Camera manufacturers strive to create cameras with more and more megapixels. This is because most of the general public think the more megapixels they have in a camera, the better the quality the photographs will be. This is a myth and a ploy by camera manufacturers to hoodwink consumers into thinking this is how you measure quality when it is not. Megapixels are used to determine the size you can print an off an image at without losing quality. If you had 2 identical cameras but one was a 4 megapixel camera and the other a 16 megapixel camera and you printed off a small photograph the quality would be exactly the same.
Photographs are created by lines of dots (pixels) aligned vertically and horizontally. Pixels are normally expressed as Megapixels and this is done by simply multiplying the number of horizontal pixels by the number of vertical pixels. It’s exactly like calculating area. A 3 megapixel camera has 2,048 (horizontal) x 1,536 (vertical) pixels, or 3,145,728 pixels.
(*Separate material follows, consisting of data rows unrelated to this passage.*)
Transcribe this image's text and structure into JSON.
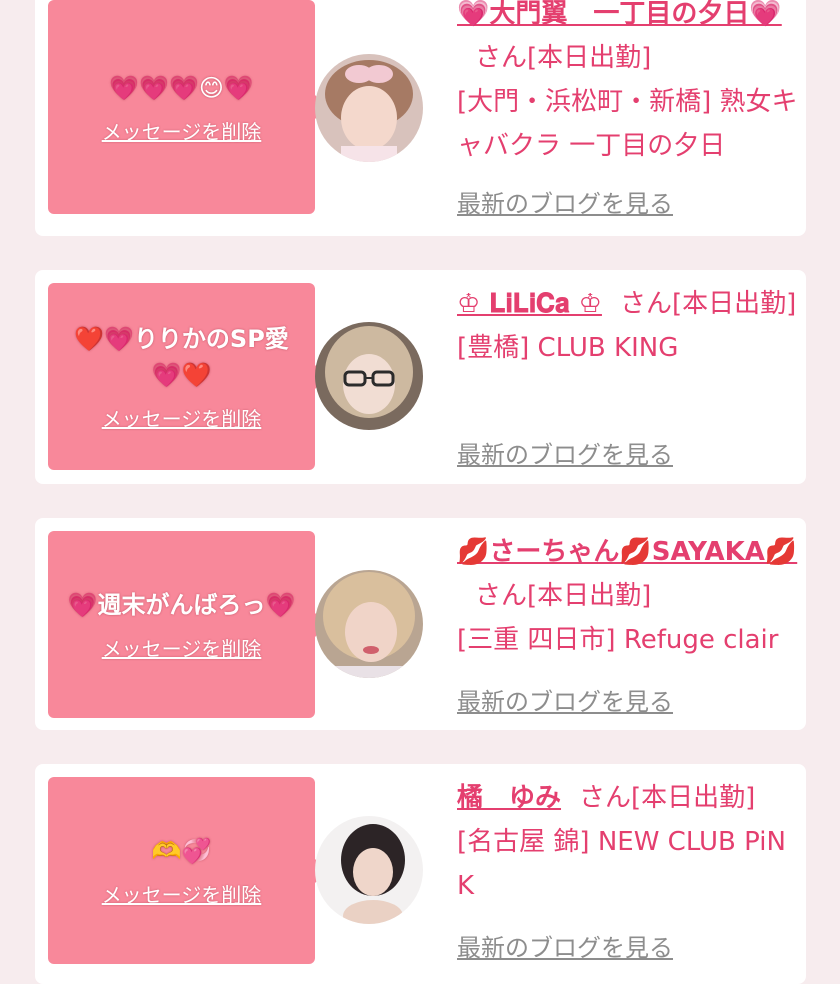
{
  "cards": [
    {
      "message": "💗💗💗😊💗",
      "delete_label": "メッセージを削除",
      "cast_name": "💗大門翼　一丁目の夕日💗",
      "san_suffix": "さん[本日出勤]",
      "shop": "[大門・浜松町・新橋] 熟女キャバクラ 一丁目の夕日",
      "blog_link": "最新のブログを見る",
      "avatar": "avatar-photo"
    },
    {
      "message": "❤️💗りりかのSP愛💗❤️",
      "delete_label": "メッセージを削除",
      "cast_name": "♔ 𝐋𝐢𝐋𝐢𝐂𝐚 ♔",
      "san_suffix": "さん[本日出勤]",
      "shop": "[豊橋] CLUB KING",
      "blog_link": "最新のブログを見る",
      "avatar": "avatar-photo"
    },
    {
      "message": "💗週末がんばろっ💗",
      "delete_label": "メッセージを削除",
      "cast_name": "💋さーちゃん💋SAYAKA💋",
      "san_suffix": "さん[本日出勤]",
      "shop": "[三重 四日市] Refuge clair",
      "blog_link": "最新のブログを見る",
      "avatar": "avatar-photo"
    },
    {
      "message": "🫶💞",
      "delete_label": "メッセージを削除",
      "cast_name": "橘　ゆみ",
      "san_suffix": "さん[本日出勤]",
      "shop": "[名古屋 錦] NEW CLUB PiNK",
      "blog_link": "最新のブログを見る",
      "avatar": "avatar-photo"
    }
  ],
  "colors": {
    "accent": "#e43f6f",
    "bubble": "#f8889a",
    "background": "#f7ecee"
  }
}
We call this simply 3 megapixels.
Most people only print small photographs off so a camera with a low amount of megapixels would actually be sufficient. The quality of images your camera takes depends on the lens, the camera sensor and of course the user. The diagram below shows the size of prints you can get from cameras with different megapixels:
The above diagram uses print sizes in inches and a 12″ x 10″ is a little bit larger than A4. So at that size you would get the same quality printing off at 5MP as you would at 10MP.